My roommate Caroline and I were convinced our room was haunted.
Since we had moved in, there had been a series of strangely supernatural occurrences. Posters and curtain rods we hung up kept falling down. The lights flashed eerily at strange times of day. One time, Caroline came back to find her favorite teacup in pieces on her dresser; neither of us had been in the room all day.
It didn’t seem to be an aggressive ghost, just a mischievous one, and so we welcomed him as our third roommate. He had a little shot glass for his food and drink, and all the material comforts a ghost could need (which we figured wasn’t much). But we worried he might get lonely, so we decided to invite some friends over to talk to him.
The problem with holding a séance in your dorm room is that it really only appeals to a niche group of people. At Georgetown especially, where it sometimes feels like appearance is everything, it’s tough to know who’s secretly a little weird. Not everyone is willing to light the candles, to dim the lights, to allow themselves to be a little absurd in front of other people.

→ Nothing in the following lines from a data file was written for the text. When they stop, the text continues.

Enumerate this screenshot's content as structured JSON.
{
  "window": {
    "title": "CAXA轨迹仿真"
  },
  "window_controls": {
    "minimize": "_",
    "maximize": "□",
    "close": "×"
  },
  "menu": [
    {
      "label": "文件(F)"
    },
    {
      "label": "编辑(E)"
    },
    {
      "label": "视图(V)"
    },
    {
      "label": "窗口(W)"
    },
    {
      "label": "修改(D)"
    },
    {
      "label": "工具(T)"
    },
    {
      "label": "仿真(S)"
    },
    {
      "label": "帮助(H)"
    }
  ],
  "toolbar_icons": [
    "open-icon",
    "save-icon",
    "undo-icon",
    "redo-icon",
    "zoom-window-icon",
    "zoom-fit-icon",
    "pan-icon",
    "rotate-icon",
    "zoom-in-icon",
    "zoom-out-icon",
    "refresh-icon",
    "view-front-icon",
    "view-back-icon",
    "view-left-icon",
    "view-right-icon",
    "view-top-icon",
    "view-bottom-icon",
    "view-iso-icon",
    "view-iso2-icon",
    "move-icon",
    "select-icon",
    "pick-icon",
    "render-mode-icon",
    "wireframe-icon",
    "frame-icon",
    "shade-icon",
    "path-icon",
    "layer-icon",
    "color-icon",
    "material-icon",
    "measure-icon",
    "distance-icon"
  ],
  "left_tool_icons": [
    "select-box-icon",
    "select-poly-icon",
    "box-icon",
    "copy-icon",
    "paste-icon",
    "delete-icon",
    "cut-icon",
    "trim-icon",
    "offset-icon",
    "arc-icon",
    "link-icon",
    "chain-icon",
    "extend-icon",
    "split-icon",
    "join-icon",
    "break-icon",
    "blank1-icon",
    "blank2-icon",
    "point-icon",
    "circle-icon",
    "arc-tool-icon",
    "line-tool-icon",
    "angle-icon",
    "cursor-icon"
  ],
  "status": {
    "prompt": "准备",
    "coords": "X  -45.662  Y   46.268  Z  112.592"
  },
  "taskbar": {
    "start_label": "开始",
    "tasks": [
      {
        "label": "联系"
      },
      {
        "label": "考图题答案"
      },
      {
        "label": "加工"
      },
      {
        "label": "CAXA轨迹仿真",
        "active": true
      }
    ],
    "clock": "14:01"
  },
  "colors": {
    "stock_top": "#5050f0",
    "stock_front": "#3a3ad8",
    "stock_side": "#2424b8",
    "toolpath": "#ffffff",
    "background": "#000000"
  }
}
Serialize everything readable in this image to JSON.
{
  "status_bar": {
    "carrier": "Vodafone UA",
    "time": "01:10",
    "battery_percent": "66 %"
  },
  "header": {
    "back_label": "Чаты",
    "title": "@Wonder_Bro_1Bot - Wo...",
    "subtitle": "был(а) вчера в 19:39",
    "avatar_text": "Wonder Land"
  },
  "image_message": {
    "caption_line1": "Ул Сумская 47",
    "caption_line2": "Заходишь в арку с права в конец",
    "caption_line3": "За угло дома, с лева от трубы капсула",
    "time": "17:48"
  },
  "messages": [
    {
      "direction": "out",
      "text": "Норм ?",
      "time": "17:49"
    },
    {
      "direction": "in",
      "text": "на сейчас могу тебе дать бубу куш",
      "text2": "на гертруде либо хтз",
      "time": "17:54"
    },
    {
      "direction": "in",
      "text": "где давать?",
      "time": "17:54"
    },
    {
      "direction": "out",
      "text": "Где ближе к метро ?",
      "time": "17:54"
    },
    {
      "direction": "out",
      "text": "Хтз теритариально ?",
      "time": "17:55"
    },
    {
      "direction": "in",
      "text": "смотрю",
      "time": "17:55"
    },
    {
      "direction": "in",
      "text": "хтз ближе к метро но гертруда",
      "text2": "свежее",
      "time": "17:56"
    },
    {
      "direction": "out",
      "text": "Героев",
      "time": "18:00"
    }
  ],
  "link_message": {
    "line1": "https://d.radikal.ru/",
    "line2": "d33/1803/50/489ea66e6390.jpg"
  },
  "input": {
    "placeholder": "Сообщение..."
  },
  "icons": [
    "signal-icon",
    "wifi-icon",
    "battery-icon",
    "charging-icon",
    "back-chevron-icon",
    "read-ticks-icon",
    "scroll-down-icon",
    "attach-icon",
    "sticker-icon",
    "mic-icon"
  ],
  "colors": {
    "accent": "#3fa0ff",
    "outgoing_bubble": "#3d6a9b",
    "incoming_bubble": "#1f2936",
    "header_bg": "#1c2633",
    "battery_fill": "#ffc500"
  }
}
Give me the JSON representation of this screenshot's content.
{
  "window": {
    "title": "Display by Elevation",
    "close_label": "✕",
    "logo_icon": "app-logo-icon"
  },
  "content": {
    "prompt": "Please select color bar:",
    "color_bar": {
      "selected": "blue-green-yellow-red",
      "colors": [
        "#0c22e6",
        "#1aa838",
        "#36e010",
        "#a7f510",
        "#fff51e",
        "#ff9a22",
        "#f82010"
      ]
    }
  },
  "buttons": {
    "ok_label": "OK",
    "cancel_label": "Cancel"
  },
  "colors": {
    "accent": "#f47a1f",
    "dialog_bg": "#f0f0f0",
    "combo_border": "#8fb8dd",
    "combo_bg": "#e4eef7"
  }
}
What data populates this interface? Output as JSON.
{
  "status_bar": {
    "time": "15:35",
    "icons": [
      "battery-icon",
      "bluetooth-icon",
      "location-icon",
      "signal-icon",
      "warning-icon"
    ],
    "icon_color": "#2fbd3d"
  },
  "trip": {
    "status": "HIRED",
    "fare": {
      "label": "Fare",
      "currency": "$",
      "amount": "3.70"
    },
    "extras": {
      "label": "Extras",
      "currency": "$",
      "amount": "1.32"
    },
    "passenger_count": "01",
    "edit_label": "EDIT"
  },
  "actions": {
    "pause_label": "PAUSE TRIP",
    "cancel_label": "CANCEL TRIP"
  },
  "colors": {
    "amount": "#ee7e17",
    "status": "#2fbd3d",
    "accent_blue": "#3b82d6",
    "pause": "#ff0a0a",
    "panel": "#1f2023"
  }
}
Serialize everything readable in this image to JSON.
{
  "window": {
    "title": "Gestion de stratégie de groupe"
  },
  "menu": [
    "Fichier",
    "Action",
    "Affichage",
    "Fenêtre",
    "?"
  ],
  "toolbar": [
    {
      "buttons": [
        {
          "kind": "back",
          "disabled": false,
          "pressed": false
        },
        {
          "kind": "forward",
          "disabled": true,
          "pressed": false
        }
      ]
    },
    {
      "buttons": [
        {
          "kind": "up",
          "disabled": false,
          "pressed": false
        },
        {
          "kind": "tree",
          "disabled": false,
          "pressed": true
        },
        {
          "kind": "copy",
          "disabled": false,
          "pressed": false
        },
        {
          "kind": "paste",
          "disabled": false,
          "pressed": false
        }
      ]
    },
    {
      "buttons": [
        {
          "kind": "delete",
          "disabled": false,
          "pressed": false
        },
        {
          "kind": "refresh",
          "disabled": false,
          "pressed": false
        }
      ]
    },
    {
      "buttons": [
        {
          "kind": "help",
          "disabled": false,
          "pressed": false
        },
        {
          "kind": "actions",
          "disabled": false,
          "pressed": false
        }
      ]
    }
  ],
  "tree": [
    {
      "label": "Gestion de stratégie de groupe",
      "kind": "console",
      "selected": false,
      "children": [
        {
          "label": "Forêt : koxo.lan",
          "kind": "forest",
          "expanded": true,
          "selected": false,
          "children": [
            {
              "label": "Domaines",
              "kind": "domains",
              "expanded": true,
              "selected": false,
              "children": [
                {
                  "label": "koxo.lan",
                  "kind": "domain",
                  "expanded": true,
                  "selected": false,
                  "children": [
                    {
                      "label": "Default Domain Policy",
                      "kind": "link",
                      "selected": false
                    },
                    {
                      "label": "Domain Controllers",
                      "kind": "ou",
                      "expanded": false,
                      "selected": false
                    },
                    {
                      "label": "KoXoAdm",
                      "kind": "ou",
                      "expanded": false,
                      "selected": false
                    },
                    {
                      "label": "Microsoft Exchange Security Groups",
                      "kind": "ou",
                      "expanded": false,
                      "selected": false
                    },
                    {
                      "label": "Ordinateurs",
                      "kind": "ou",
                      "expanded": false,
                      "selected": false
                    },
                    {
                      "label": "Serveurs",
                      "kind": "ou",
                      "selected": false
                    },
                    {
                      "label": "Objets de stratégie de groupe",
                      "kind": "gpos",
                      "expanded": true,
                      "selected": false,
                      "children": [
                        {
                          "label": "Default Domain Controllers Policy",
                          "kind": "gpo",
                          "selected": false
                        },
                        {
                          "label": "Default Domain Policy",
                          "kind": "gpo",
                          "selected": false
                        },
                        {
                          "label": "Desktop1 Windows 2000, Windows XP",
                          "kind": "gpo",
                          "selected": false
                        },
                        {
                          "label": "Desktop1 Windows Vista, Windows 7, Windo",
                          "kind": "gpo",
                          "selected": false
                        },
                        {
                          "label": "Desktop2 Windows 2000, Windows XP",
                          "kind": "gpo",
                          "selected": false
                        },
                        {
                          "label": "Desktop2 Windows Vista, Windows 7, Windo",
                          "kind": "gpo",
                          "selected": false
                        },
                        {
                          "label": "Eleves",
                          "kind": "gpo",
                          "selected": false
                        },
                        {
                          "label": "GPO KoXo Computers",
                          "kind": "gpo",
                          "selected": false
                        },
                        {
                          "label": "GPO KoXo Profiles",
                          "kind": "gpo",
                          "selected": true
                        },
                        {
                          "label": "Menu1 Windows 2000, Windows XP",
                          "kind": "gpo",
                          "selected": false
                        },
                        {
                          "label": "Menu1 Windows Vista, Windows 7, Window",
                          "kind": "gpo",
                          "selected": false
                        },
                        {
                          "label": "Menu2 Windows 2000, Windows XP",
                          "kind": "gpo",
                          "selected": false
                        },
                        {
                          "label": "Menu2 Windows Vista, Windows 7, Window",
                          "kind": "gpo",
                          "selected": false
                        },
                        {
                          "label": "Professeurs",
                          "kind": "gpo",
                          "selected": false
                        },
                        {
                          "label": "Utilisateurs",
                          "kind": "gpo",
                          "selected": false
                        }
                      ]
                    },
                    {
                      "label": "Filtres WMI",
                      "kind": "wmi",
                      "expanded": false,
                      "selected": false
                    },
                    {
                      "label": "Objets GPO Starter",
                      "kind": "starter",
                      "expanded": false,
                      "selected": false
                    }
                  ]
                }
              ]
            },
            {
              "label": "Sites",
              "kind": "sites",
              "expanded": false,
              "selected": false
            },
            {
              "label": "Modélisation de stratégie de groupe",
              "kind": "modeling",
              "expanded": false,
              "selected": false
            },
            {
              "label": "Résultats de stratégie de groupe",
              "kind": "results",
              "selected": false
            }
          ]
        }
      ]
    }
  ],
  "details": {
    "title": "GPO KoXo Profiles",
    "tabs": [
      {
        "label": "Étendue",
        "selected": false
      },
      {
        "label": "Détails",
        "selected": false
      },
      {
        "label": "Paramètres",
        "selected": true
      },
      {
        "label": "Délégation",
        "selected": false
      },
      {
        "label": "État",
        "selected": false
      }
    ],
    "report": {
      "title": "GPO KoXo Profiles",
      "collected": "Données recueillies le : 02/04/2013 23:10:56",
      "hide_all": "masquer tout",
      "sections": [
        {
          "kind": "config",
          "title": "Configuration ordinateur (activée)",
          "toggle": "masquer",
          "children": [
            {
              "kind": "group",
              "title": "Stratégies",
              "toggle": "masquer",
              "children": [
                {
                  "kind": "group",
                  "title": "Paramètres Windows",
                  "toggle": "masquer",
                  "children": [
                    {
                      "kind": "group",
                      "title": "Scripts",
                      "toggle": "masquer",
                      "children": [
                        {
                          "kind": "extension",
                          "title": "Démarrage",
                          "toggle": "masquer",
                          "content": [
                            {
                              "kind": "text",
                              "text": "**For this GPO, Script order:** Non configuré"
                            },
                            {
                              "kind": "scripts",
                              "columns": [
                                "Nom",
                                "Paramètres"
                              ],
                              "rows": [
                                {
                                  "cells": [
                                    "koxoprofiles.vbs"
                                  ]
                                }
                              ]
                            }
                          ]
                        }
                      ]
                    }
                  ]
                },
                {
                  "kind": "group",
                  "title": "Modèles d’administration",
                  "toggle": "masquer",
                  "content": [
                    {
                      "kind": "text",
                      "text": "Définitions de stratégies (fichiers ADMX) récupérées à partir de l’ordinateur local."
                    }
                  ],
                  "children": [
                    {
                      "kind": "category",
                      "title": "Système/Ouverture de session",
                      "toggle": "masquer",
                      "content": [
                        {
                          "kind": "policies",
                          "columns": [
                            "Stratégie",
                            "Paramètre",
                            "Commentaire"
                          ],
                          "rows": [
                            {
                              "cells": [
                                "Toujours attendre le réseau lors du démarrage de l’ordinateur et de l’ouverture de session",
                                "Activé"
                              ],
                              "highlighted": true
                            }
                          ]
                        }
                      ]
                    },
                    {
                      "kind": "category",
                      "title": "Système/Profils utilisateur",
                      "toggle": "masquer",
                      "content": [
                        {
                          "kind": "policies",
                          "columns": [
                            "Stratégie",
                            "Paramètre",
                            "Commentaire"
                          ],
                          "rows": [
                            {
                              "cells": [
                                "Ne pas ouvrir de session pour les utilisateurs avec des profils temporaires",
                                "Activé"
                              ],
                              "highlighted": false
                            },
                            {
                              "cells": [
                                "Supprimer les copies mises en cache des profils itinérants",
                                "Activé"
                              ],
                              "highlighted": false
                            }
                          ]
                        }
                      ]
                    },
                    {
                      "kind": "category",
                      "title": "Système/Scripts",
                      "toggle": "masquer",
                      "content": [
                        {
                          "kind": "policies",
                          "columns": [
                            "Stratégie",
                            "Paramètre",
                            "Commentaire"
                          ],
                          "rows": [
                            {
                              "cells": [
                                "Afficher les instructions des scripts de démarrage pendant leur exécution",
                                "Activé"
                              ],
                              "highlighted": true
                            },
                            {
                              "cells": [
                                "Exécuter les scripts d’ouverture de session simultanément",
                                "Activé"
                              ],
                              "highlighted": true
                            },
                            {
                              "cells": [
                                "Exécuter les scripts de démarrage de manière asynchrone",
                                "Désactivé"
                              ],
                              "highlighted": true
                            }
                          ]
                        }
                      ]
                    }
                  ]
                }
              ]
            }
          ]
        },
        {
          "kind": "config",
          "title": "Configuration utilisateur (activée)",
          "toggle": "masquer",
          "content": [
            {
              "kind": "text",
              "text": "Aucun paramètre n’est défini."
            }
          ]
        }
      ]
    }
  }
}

Even bringing up something so strange will earn you uncomfortable glances and awkward ends to conversations
The first time we held a séance, a lot of people were drunk, which made communing with the dead a little less strange and serious. We sat in the dim light in a circle, all our hands on the plastic, glow-in-the-dark planchette, and interrogated the ghost incessantly. The answers were quite revealing: He was a Georgetown student who went by V.K., a pilot in World War II, and apparently an ardent pro-contraception feminist, despite living in the 1940’s and attending Catholic school, which made it quite clear that someone was manipulating the results. It was an entertaining, light-hearted evening, which was far more than Caroline or I expected. Personally, I was just glad we hadn’t alienated any friends in the process.
Our second séance was a little different, a little more personal. Bored of V’s long response time and vague answers, we decided to ask each other questions instead. We based them off of a New York Times article I had read. At first, it felt like an interview, or the icebreaker games you play as a freshman: What’s your major? What do you want to do with it? If you could go anywhere in the world, where would it be?
The thing about holding a séance in your room is that the people who actually end up coming have already implicitly accepted that they’re a little strange, that they’re willing to be a little weird in front of their friends (and not in a cute, quirky Zooey Deschanel way). Done wrong, the questions could have been dry and impersonal. But something about sitting in that circle, knee-to-knee, reading each other’s palms and tarot cards, helped break down our defenses.
We asked people to go around the circle and say something they liked about everyone in the room, including themselves. The only requirement was that it had to be completely honest.
There is something magnificent about watching a friend receive an honest compliment. You can see their face just light up. There’s something even more beautiful about watching someone find the words to compliment themselves. And it’s amazing how good it feels to be told that people love you not in spite of how strange you are, but because of your quirks and your scars.
The best part about holding a séance in your dorm room is that by the time you’re sitting there in a circle, watching the candlelight on the faces of your friends, you’re already a little bit bare. There’s no point in pretending you’re someone that you’re not, someone who doesn’t believe in ghosts or someone who doesn’t check their horoscope with a little bit of seriousness. When somebody in that situation tells you they love you anyway, you can finally start to believe it.